AKP’nin en büyük handikapı ise “Güvenilirliğini yitirmiş” olması.Bu güven kaybı AKP’nin ülkenin içerisinde olduğu ekonomik ve siyasal zorluklar karşısında halkı inandırmaya çalıştığı “Pembe tabloya” kimsenin inanmamasına ve toplumun her katmanının özellikle ekonomik krizin yakıcı ve yıkıcı etkisini daha derinden hissetmesine yol açıyor…

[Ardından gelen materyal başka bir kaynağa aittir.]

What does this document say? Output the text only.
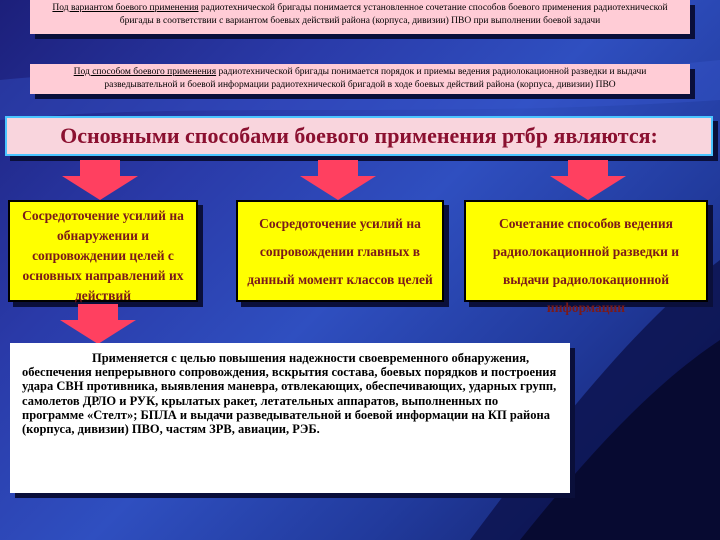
Под вариантом боевого применения радиотехнической бригады понимается установленное сочетание способов боевого применения радиотехнической бригады в соответствии с вариантом боевых действий района (корпуса, дивизии) ПВО при выполнении боевой задачи
Под способом боевого применения радиотехнической бригады понимается порядок и приемы ведения радиолокационной разведки и выдачи разведывательной и боевой информации радиотехнической бригадой в ходе боевых действий района (корпуса, дивизии) ПВО
Основными способами боевого применения ртбр являются:
Сосредоточение усилий на обнаружении и сопровождении целей с основных направлений их действий
Сосредоточение усилий на сопровождении главных в данный момент классов целей
Сочетание способов ведения радиолокационной разведки и выдачи радиолокационной информации
Применяется с целью повышения надежности своевременного обнаружения, обеспечения непрерывного сопровождения, вскрытия состава, боевых порядков и построения удара СВН противника, выявления маневра, отвлекающих, обеспечивающих, ударных групп, самолетов ДРЛО и РУК, крылатых ракет, летательных аппаратов, выполненных по программе «Стелт»; БПЛА и выдачи разведывательной и боевой информации на КП района (корпуса, дивизии) ПВО, частям ЗРВ, авиации, РЭБ.
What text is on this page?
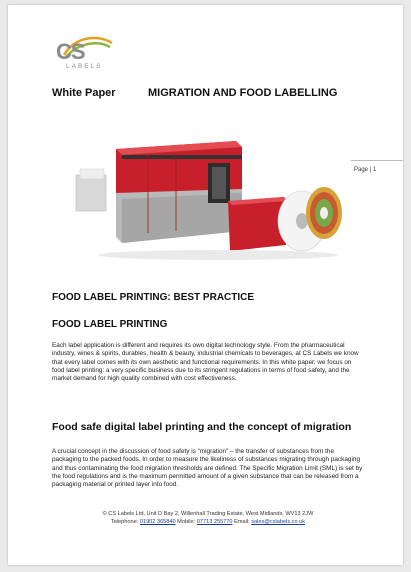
CS
LABELS
White Paper	MIGRATION AND FOOD LABELLING
Page | 1
FOOD LABEL PRINTING: BEST PRACTICE
FOOD LABEL PRINTING
Each label application is different and requires its own digital technology style. From the pharmaceutical industry, wines & spirits, durables, health & beauty, industrial chemicals to beverages, at CS Labels we know that every label comes with its own aesthetic and functional requirements. In this white paper, we focus on food label printing: a very specific business due to its stringent regulations in terms of food safety, and the market demand for high quality combined with cost effectiveness.
Food safe digital label printing and the concept of migration
A crucial concept in the discussion of food safety is “migration” – the transfer of substances from the packaging to the packed foods. In order to measure the likeliness of substances migrating through packaging and thus contaminating the food migration thresholds are defined. The Specific Migration Limit (SML) is set by the food regulations and is the maximum permitted amount of a given substance that can be released from a packaging material or printed layer into food.
© CS Labels Ltd, Unit D Bay 2, Willenhall Trading Estate, West Midlands, WV13 2JW
Telephone: 01902 365840 Mobile: 07713 255770 Email: sales@cslabels.co.uk
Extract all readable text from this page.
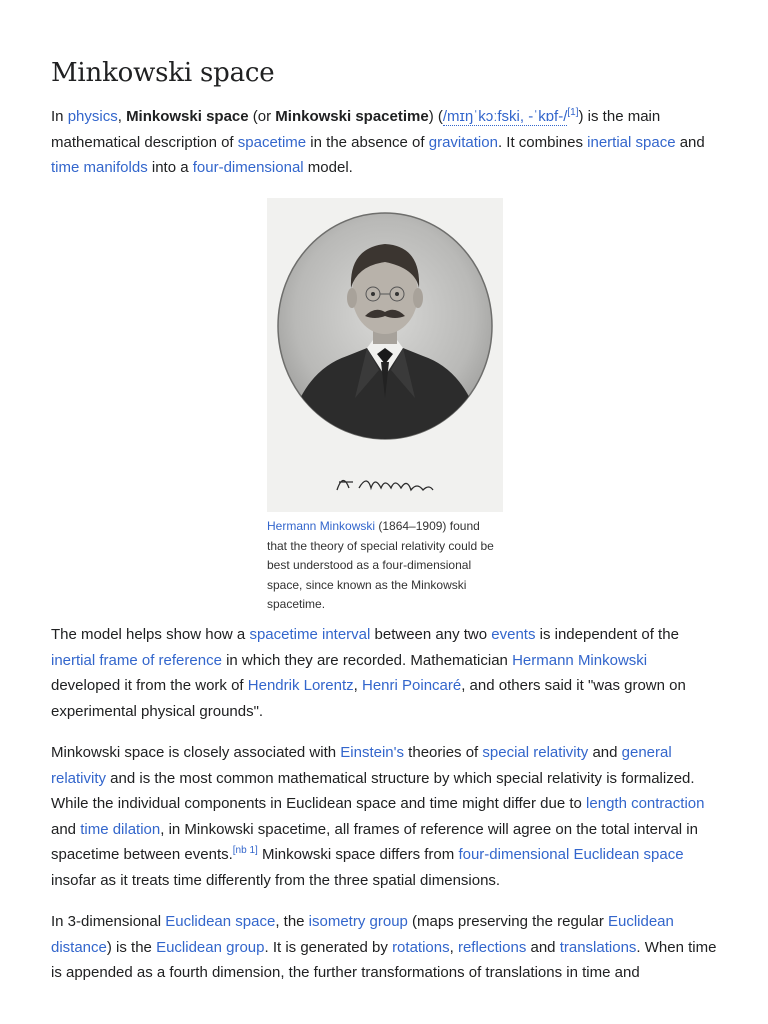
Minkowski space

In physics, Minkowski space (or Minkowski spacetime) (/mɪŋˈkɔːfski, -ˈkɒf-/[1]) is the main mathematical description of spacetime in the absence of gravitation. It combines inertial space and time manifolds into a four-dimensional model.

Hermann Minkowski (1864–1909) found that the theory of special relativity could be best understood as a four-dimensional space, since known as the Minkowski spacetime.

The model helps show how a spacetime interval between any two events is independent of the inertial frame of reference in which they are recorded. Mathematician Hermann Minkowski developed it from the work of Hendrik Lorentz, Henri Poincaré, and others said it "was grown on experimental physical grounds".

Minkowski space is closely associated with Einstein's theories of special relativity and general relativity and is the most common mathematical structure by which special relativity is formalized. While the individual components in Euclidean space and time might differ due to length contraction and time dilation, in Minkowski spacetime, all frames of reference will agree on the total interval in spacetime between events.[nb 1] Minkowski space differs from four-dimensional Euclidean space insofar as it treats time differently from the three spatial dimensions.

In 3-dimensional Euclidean space, the isometry group (maps preserving the regular Euclidean distance) is the Euclidean group. It is generated by rotations, reflections and translations. When time is appended as a fourth dimension, the further transformations of translations in time and
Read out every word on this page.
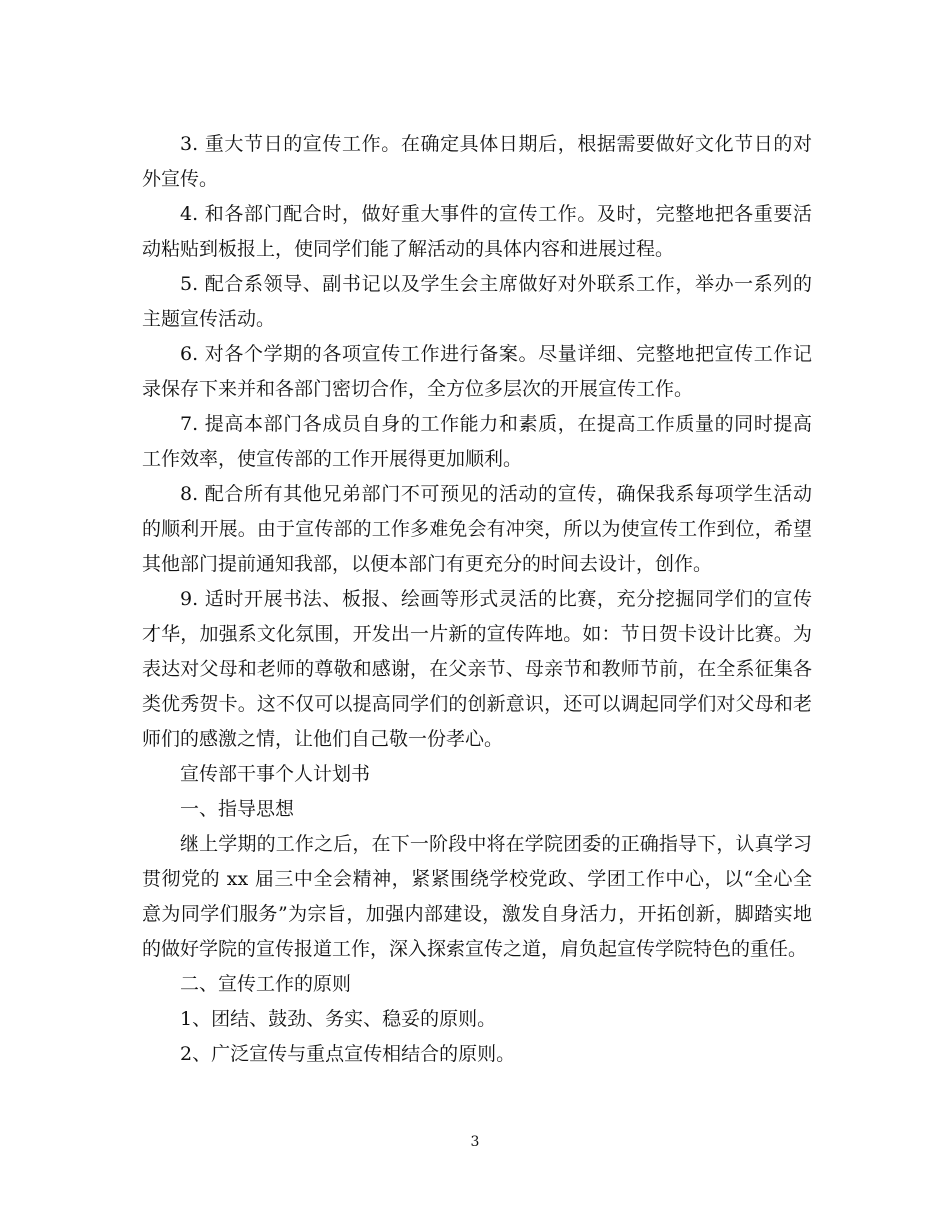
3. 重大节日的宣传工作。在确定具体日期后，根据需要做好文化节日的对外宣传。

4. 和各部门配合时，做好重大事件的宣传工作。及时，完整地把各重要活动粘贴到板报上，使同学们能了解活动的具体内容和进展过程。

5. 配合系领导、副书记以及学生会主席做好对外联系工作，举办一系列的主题宣传活动。

6. 对各个学期的各项宣传工作进行备案。尽量详细、完整地把宣传工作记录保存下来并和各部门密切合作，全方位多层次的开展宣传工作。

7. 提高本部门各成员自身的工作能力和素质，在提高工作质量的同时提高工作效率，使宣传部的工作开展得更加顺利。

8. 配合所有其他兄弟部门不可预见的活动的宣传，确保我系每项学生活动的顺利开展。由于宣传部的工作多难免会有冲突，所以为使宣传工作到位，希望其他部门提前通知我部，以便本部门有更充分的时间去设计，创作。

9. 适时开展书法、板报、绘画等形式灵活的比赛，充分挖掘同学们的宣传才华，加强系文化氛围，开发出一片新的宣传阵地。如：节日贺卡设计比赛。为表达对父母和老师的尊敬和感谢，在父亲节、母亲节和教师节前，在全系征集各类优秀贺卡。这不仅可以提高同学们的创新意识，还可以调起同学们对父母和老师们的感激之情，让他们自己敬一份孝心。

宣传部干事个人计划书

一、指导思想

继上学期的工作之后，在下一阶段中将在学院团委的正确指导下，认真学习贯彻党的 xx 届三中全会精神，紧紧围绕学校党政、学团工作中心，以“全心全意为同学们服务”为宗旨，加强内部建设，激发自身活力，开拓创新，脚踏实地的做好学院的宣传报道工作，深入探索宣传之道，肩负起宣传学院特色的重任。

二、宣传工作的原则

1、团结、鼓劲、务实、稳妥的原则。

2、广泛宣传与重点宣传相结合的原则。

3
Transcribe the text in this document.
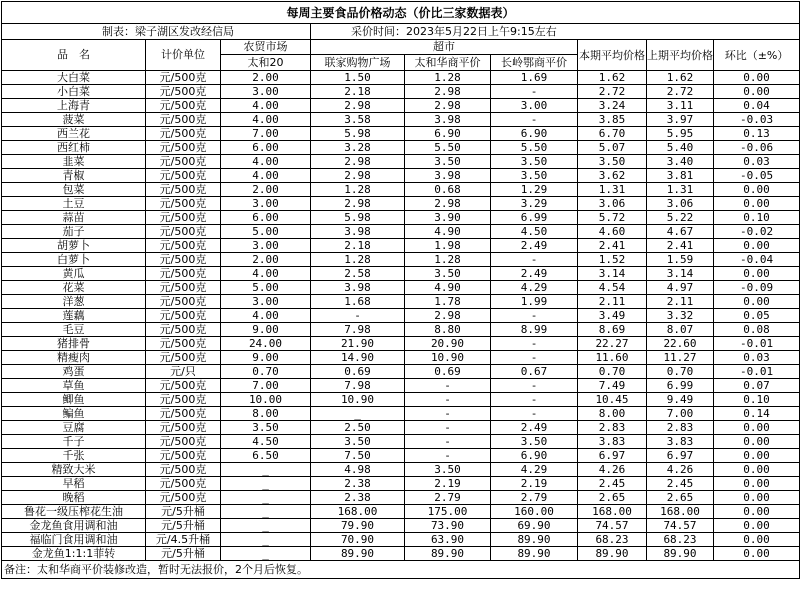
每周主要食品价格动态（价比三家数据表）								
制表：梁子湖区发改经信局			采价时间：2023年5月22日上午9:15左右					
品　名	计价单位	农贸市场	超市			本期平均价格	上期平均价格	环比（±%）
		太和20	联家购物广场	太和华商平价	长岭鄂商平价			
大白菜	元/500克	2.00	1.50	1.28	1.69	1.62	1.62	0.00
小白菜	元/500克	3.00	2.18	2.98	-	2.72	2.72	0.00
上海青	元/500克	4.00	2.98	2.98	3.00	3.24	3.11	0.04
菠菜	元/500克	4.00	3.58	3.98	-	3.85	3.97	-0.03
西兰花	元/500克	7.00	5.98	6.90	6.90	6.70	5.95	0.13
西红柿	元/500克	6.00	3.28	5.50	5.50	5.07	5.40	-0.06
韭菜	元/500克	4.00	2.98	3.50	3.50	3.50	3.40	0.03
青椒	元/500克	4.00	2.98	3.98	3.50	3.62	3.81	-0.05
包菜	元/500克	2.00	1.28	0.68	1.29	1.31	1.31	0.00
土豆	元/500克	3.00	2.98	2.98	3.29	3.06	3.06	0.00
蒜苗	元/500克	6.00	5.98	3.90	6.99	5.72	5.22	0.10
茄子	元/500克	5.00	3.98	4.90	4.50	4.60	4.67	-0.02
胡萝卜	元/500克	3.00	2.18	1.98	2.49	2.41	2.41	0.00
白萝卜	元/500克	2.00	1.28	1.28	-	1.52	1.59	-0.04
黄瓜	元/500克	4.00	2.58	3.50	2.49	3.14	3.14	0.00
花菜	元/500克	5.00	3.98	4.90	4.29	4.54	4.97	-0.09
洋葱	元/500克	3.00	1.68	1.78	1.99	2.11	2.11	0.00
莲藕	元/500克	4.00	-	2.98	-	3.49	3.32	0.05
毛豆	元/500克	9.00	7.98	8.80	8.99	8.69	8.07	0.08
猪排骨	元/500克	24.00	21.90	20.90	-	22.27	22.60	-0.01
精瘦肉	元/500克	9.00	14.90	10.90	-	11.60	11.27	0.03
鸡蛋	元/只	0.70	0.69	0.69	0.67	0.70	0.70	-0.01
草鱼	元/500克	7.00	7.98	-	-	7.49	6.99	0.07
鲫鱼	元/500克	10.00	10.90	-	-	10.45	9.49	0.10
鳊鱼	元/500克	8.00	_	-	-	8.00	7.00	0.14
豆腐	元/500克	3.50	2.50	-	2.49	2.83	2.83	0.00
千子	元/500克	4.50	3.50	-	3.50	3.83	3.83	0.00
千张	元/500克	6.50	7.50	-	6.90	6.97	6.97	0.00
精致大米	元/500克	_	4.98	3.50	4.29	4.26	4.26	0.00
早稻	元/500克	_	2.38	2.19	2.19	2.45	2.45	0.00
晚稻	元/500克	_	2.38	2.79	2.79	2.65	2.65	0.00
鲁花一级压榨花生油	元/5升桶	_	168.00	175.00	160.00	168.00	168.00	0.00
金龙鱼食用调和油	元/5升桶	_	79.90	73.90	69.90	74.57	74.57	0.00
福临门食用调和油	元/4.5升桶	_	70.90	63.90	89.90	68.23	68.23	0.00
金龙鱼1:1:1菲转	元/5升桶	_	89.90	89.90	89.90	89.90	89.90	0.00
备注：太和华商平价装修改造，暂时无法报价，2个月后恢复。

Ve AKP’nin yönetemediği ekonomi hızla uçuruma doğru giderken,yabancı sermayenin süratle ve büyük miktarda Türkiye’yi terketmesi, uluslar arası SWAP anlaşmalarına Türkiye’nin dahil edilmeyerek küresel ekonomik sistemde yalnızlaştırılması 2001 krizinden de büyük bir enkazın ayak seslerinin duyulmasına yol açmakta…
Böylesi bir enkazın ortaya çıkması halinde ise Babacan’ın “Kurtarıcı” olarak önümüze getirildiğini görebiliriz.
AKP ERİRKEN kendisini kuran,bu memleketin bu hale gelmesine en çok vebali olanlardan birisini bu milletin önüne “Kurtarıcı” olarak çıkmasına sebep olması ise Türk halkı için gerçekten üzülecek bir durum.